Preparing and Including Black-Eyed Beans in Your Diet
Black-eyed beans are incredibly versatile and can be incorporated into a variety of dishes. To ensure maximum nutrient absorption and digestibility, it is recommended to soak the dried beans before cooking.
Preparation Steps for Dried Beans:
- Sorting and Rinsing: Place the dried beans in a colander and remove any debris or discolored beans. Rinse thoroughly under cold water.
- Soaking: For a stovetop method, soak the beans in a large bowl covered with water for at least 6 hours or overnight. Alternatively, for a quick soak, bring the beans and water to a boil, boil for 2 minutes, then remove from heat and let stand for 1 hour. Soaking also reduces the phytate content, improving mineral absorption.
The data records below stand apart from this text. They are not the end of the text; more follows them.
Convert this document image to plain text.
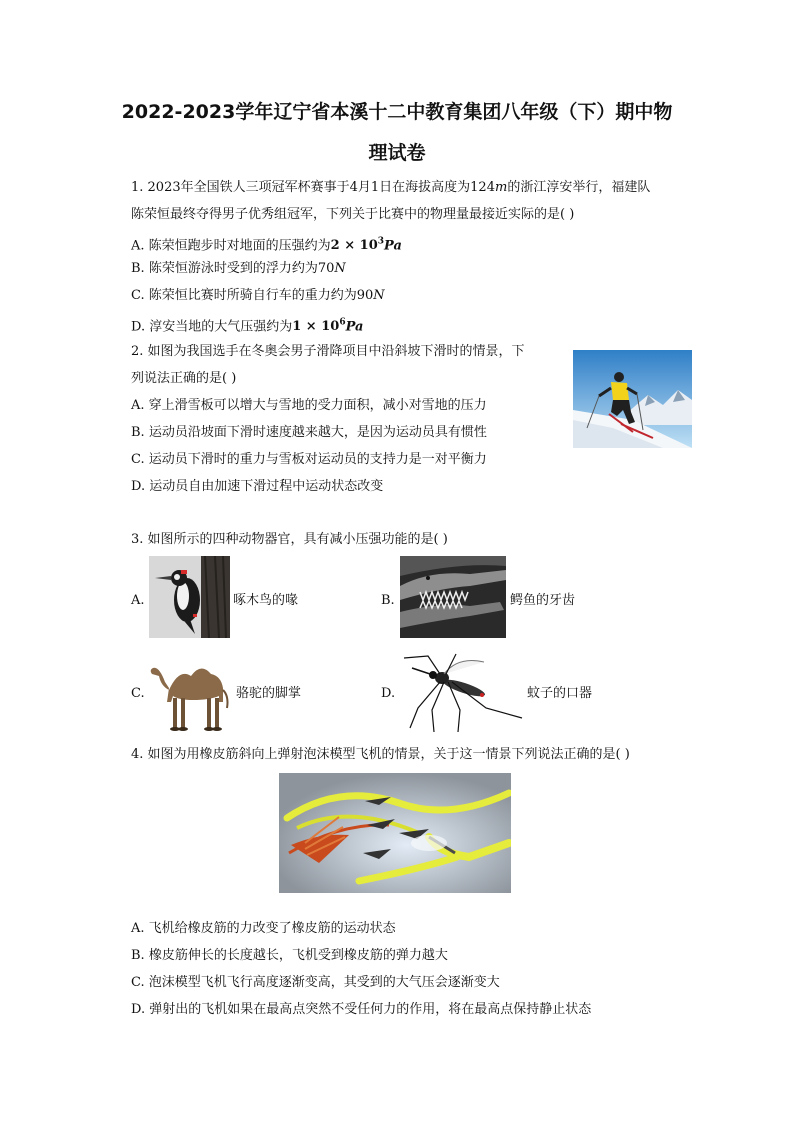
2022-2023学年辽宁省本溪十二中教育集团八年级（下）期中物
理试卷
1. 2023年全国铁人三项冠军杯赛事于4月1日在海拔高度为124m的浙江淳安举行，福建队
陈荣恒最终夺得男子优秀组冠军，下列关于比赛中的物理量最接近实际的是( )
A. 陈荣恒跑步时对地面的压强约为$2 \times 10^3Pa$
B. 陈荣恒游泳时受到的浮力约为70N
C. 陈荣恒比赛时所骑自行车的重力约为90N
D. 淳安当地的大气压强约为$1 \times 10^6Pa$
2. 如图为我国选手在冬奥会男子滑降项目中沿斜坡下滑时的情景，下
列说法正确的是( )
A. 穿上滑雪板可以增大与雪地的受力面积，减小对雪地的压力
B. 运动员沿坡面下滑时速度越来越大，是因为运动员具有惯性
C. 运动员下滑时的重力与雪板对运动员的支持力是一对平衡力
D. 运动员自由加速下滑过程中运动状态改变
3. 如图所示的四种动物器官，具有减小压强功能的是( )
A.	啄木鸟的喙	B.	鳄鱼的牙齿
C.	骆驼的脚掌	D.	蚊子的口器
4. 如图为用橡皮筋斜向上弹射泡沫模型飞机的情景，关于这一情景下列说法正确的是( )
A. 飞机给橡皮筋的力改变了橡皮筋的运动状态
B. 橡皮筋伸长的长度越长，飞机受到橡皮筋的弹力越大
C. 泡沫模型飞机飞行高度逐渐变高，其受到的大气压会逐渐变大
D. 弹射出的飞机如果在最高点突然不受任何力的作用，将在最高点保持静止状态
- Cooking: Drain and rinse the soaked beans. Place them in a pot with fresh water or broth and simmer gently until tender, typically around 45-60 minutes. Cooking time can vary depending on the freshness of the beans.
Serving Suggestions:
- Salads: Add cooled boiled black-eyed peas to your favorite salads for a protein and fiber boost.
- Soups and Stews: They make a hearty addition to vegetable soups, chili, and traditional stews like Hoppin' John.
- Curries: Their creamy texture works well in aromatic curries with spices like turmeric, cumin, and coriander.
- Veggie Burgers: Mash and combine them with other ingredients to create flavorful veggie burger patties.
- Dips and Spreads: Blend boiled black-eyed peas into a delicious and healthy hummus or other bean-based dips.
- Rice Dishes: Mix them with rice for a simple and complete meal.
Conclusion
In summary, 100 grams of plain boiled black-eyed beans contains a modest 116 calories, making them a low-fat, high-fiber, and protein-rich addition to any diet. They offer a wealth of vitamins and minerals, from energy-boosting manganese to essential folate. With proper preparation, you can unlock their full nutritional potential and enjoy their many health benefits, including improved digestion, heart health, and weight management. From salads to stews, their culinary versatility makes it easy to integrate this nutritious legume into your regular meal rotation.